The technical trick was just as deliberate. The malicious code never appeared in the public GitHub repository — it was hidden inside the release tarballs, the files most build systems actually pull from, not the source tree a human reviewer would audit. It activated selectively, targeting OpenSSH to allow pre-authentication remote code execution, and stayed dormant enough to avoid triggering obvious alarms.
It was caught by accident — a engineer at Microsoft noticed SSH logins taking slightly longer than expected and dug in. Without that, xz-utils 5.6.0 was on track to reach production Linux systems worldwide.
Nothing in a dependency scanner would have caught this. There was no known CVE to match against, because the vulnerability didn't exist in any version anyone had audited — it was introduced fresh, by a trusted identity, into the distribution artifact rather than the source. That's precisely the gap "Vulnerable and Outdated Components" didn't cover and "Software Supply Chain Failures" does.

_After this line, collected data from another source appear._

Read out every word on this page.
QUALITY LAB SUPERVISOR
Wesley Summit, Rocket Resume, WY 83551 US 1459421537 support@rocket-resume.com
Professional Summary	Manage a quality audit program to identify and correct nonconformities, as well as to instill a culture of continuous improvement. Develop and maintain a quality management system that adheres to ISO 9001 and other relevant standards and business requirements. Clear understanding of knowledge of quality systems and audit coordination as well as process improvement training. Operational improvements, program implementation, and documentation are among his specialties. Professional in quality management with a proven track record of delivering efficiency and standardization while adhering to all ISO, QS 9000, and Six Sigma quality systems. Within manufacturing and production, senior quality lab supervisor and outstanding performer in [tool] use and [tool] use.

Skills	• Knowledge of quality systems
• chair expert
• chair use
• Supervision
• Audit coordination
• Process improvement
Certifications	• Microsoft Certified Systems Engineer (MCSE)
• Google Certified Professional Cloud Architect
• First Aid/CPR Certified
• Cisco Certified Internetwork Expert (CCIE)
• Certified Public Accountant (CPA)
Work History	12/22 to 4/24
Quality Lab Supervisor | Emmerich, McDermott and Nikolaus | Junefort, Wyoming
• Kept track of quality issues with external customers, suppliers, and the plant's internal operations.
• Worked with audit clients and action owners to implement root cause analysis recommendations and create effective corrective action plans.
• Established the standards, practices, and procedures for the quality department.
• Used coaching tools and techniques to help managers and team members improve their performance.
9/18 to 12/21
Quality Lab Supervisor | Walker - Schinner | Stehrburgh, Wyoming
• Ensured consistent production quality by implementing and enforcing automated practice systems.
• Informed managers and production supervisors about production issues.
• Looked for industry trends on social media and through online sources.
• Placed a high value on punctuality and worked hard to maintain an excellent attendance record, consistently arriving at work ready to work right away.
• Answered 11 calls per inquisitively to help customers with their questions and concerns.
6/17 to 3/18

What to actually check for
The 2021 list still describes real risks — Injection and Cryptographic Failures didn't stop mattering, they just aren't where the marginal breach is happening anymore. If you're auditing a system against the current standard, the 2025 shifts point at three concrete things worth a second look:
- Audit your cloud configs, not just your code. IAM policies, storage bucket permissions, and default service settings deserve the same review rigor as a pull request — misconfiguration is now the #2 risk for a reason.
- Treat your build pipeline as an attack surface. Pinning dependency versions isn't enough if the artifact registry, CI runner, or release process itself can be compromised. Ask who can publish a release, not just who can merge a PR.
- Decide what "failing closed" means for every trust boundary. Auth checks, payment validation, permission gates — if the dependency they call is unavailable, does the system deny by default or proceed? If you don't know the answer, that's the gap A10 is naming.
The list changes every few years because the internet does. Worth checking which version you're actually defending against.